CHAPTER 1: SO, DID YOU TELL HER?
DEVIN MARTIN
Welcome back to my office.
D.S. MOSS_IN
Thank you, it's good to be back.
D.S. MOSS_VO
Devin Martin, as you may remember from season 1, is my former life coach turned death coach turned ayahuasca-ego-death coach.
DEVIN MARTIN
Alright, so tell me what your life has looked like since coming back from the jungle, and more importantly tell me about (BLEEP).
D.S. MOSS_VO
We left off season one in the Amazon jungle with me attempting to reach white light ego death. Although that totally eluded me, there was, however, an astonishing revelation that surfaced during the last ayahuasca ceremony...
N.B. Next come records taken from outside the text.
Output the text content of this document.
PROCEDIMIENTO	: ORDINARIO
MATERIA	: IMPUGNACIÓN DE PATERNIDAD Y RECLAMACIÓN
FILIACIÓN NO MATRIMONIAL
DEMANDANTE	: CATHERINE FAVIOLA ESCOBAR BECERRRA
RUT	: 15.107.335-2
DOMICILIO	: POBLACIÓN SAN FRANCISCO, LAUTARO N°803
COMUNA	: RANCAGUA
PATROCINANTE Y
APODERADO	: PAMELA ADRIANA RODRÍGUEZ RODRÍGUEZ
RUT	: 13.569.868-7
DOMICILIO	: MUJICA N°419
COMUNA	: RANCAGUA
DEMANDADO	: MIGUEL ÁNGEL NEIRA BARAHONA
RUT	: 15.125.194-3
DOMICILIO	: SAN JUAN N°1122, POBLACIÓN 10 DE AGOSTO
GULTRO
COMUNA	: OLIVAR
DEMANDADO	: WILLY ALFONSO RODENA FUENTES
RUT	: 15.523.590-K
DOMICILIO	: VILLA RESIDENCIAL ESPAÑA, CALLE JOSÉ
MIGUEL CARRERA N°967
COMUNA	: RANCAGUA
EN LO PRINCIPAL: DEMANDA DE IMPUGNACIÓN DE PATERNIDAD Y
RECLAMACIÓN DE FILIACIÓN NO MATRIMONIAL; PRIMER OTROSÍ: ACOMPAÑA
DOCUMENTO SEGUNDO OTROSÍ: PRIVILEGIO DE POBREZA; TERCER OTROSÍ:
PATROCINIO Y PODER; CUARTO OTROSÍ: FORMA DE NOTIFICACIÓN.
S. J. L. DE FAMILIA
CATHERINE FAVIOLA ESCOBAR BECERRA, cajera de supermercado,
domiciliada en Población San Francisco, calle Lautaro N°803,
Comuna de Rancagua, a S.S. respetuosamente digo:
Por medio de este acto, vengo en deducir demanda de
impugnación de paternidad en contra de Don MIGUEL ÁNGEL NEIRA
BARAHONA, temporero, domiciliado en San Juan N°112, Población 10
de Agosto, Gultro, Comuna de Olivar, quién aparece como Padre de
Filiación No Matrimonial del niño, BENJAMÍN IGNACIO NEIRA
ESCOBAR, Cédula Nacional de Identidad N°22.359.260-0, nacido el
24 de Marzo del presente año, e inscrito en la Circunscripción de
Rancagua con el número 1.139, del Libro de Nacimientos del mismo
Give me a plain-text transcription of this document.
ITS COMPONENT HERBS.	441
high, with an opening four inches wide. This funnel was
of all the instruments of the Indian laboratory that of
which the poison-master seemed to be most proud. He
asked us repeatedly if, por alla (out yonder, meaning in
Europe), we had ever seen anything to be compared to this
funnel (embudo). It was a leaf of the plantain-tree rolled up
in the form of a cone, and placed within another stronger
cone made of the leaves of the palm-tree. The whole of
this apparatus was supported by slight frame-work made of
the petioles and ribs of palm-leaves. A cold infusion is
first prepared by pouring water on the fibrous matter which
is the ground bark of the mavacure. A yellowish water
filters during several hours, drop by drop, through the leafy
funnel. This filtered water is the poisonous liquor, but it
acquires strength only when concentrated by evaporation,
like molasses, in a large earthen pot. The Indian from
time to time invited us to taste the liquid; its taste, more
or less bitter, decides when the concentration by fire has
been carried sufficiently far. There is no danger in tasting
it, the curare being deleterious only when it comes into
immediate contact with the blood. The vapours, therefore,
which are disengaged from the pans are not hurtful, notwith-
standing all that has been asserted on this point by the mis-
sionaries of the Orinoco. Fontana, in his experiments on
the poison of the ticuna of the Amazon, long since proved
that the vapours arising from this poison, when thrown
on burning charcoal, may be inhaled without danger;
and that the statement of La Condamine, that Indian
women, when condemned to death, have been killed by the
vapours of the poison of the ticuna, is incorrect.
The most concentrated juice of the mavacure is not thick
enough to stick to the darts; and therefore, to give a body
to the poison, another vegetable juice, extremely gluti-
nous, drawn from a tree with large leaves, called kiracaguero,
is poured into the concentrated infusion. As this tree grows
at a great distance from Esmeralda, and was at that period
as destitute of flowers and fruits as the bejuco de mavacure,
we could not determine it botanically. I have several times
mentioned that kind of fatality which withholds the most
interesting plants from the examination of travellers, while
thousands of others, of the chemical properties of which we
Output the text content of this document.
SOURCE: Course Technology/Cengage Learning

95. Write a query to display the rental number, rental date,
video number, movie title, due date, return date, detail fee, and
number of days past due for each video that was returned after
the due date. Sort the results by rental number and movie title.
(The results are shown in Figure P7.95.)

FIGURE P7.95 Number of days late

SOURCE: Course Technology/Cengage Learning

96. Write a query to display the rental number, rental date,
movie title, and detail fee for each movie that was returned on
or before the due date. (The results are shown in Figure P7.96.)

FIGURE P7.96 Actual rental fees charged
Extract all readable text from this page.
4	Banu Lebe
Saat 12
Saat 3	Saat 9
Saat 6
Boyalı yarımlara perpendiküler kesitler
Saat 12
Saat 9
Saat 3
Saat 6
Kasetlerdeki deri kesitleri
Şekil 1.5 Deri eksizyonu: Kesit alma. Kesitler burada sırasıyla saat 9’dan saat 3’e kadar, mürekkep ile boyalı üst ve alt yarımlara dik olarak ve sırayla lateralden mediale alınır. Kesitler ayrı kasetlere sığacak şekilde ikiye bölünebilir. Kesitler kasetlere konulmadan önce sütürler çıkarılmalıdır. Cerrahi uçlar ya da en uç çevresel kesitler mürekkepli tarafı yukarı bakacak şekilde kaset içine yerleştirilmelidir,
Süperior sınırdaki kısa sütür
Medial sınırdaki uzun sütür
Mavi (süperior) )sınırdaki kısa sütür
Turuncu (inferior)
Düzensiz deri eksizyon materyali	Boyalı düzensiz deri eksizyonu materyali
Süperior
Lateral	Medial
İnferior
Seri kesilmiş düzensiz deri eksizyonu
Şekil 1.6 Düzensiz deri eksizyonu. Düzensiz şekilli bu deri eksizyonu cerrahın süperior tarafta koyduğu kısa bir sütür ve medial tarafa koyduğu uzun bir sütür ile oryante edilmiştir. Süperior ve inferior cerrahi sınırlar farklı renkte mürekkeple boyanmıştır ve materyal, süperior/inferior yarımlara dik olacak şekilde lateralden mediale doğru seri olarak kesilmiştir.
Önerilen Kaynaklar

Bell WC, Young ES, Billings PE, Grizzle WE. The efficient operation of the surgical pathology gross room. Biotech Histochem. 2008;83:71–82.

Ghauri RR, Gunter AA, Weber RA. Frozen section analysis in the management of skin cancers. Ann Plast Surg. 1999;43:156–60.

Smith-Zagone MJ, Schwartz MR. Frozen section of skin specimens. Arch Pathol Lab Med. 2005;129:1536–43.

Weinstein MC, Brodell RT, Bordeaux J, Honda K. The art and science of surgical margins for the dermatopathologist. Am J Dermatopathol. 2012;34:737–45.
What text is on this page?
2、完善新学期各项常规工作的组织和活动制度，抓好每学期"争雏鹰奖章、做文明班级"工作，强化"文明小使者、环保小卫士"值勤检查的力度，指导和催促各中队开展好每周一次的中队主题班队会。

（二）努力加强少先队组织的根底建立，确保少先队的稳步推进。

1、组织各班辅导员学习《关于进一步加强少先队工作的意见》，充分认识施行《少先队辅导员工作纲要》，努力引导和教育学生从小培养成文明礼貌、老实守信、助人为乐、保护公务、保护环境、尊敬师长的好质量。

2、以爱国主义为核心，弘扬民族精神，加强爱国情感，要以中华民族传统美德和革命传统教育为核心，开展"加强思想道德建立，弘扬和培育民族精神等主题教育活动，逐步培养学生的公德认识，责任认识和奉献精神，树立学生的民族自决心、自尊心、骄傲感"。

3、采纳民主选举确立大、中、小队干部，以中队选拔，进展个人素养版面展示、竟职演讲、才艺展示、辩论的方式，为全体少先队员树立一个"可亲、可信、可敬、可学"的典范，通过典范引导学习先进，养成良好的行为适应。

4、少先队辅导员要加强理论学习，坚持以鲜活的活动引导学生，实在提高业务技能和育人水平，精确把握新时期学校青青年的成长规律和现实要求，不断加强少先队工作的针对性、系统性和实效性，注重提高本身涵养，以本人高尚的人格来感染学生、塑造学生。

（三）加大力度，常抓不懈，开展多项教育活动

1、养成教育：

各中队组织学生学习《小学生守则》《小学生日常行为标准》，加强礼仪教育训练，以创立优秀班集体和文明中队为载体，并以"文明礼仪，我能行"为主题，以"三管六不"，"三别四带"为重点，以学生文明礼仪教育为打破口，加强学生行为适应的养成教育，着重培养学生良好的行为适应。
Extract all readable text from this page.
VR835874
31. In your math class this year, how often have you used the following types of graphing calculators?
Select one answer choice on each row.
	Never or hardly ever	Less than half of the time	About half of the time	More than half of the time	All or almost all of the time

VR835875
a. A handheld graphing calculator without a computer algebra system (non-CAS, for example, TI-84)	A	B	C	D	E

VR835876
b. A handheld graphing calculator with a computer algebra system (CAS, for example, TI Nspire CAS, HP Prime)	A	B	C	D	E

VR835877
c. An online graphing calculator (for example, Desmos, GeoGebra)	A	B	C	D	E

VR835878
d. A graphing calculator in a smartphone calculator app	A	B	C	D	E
But then something crazier happened. I started to see all of these breadcrumbs that were totally obvious and they lead me to (bleep). (bleep) is my partner. She's been the one this entire time. It seemed so obvious. Everything was so clear. I think I'm in love with (bleep).
D.S. MOSS_VO
As with ego death, the cinematic happy love story ending also eluded me.
D.S. Moss_IN
I didn't profess my love in an Ethan Hawke sort of way. As in, I didn't throw rocks at her window and say I love you.
DEVIN MARTIN
You didn't hold a boombox over your head. Did you ask her out on a date?
D.S. Moss_IN
She was unavailable. In that ...
DEVIN MARTIN
So it's, since you came back, she's been in a relationship?
D.S. MOSS
Yeah.
DEVIN MARTIN
She has no idea?
D.S. Moss_IN
I don't know. I suspect she doesn't.
DEVIN MARTIN
Have you convinced yourself that you were wrong?
D.S. Moss_IN
Not, entirely. Keep in mind, I do recognize that five [00:09:30] minutes prior to that, I was seeing the giant praying mantis overlord.
DEVIN MARTIN
Which may be true....Or maybe a metaphor?
D.S. Moss_IN
Maybe, it's all a metaphor, but then, I think what I've convinced myself of is that, does it have to be, can I still have that affection for her without her having to be mine.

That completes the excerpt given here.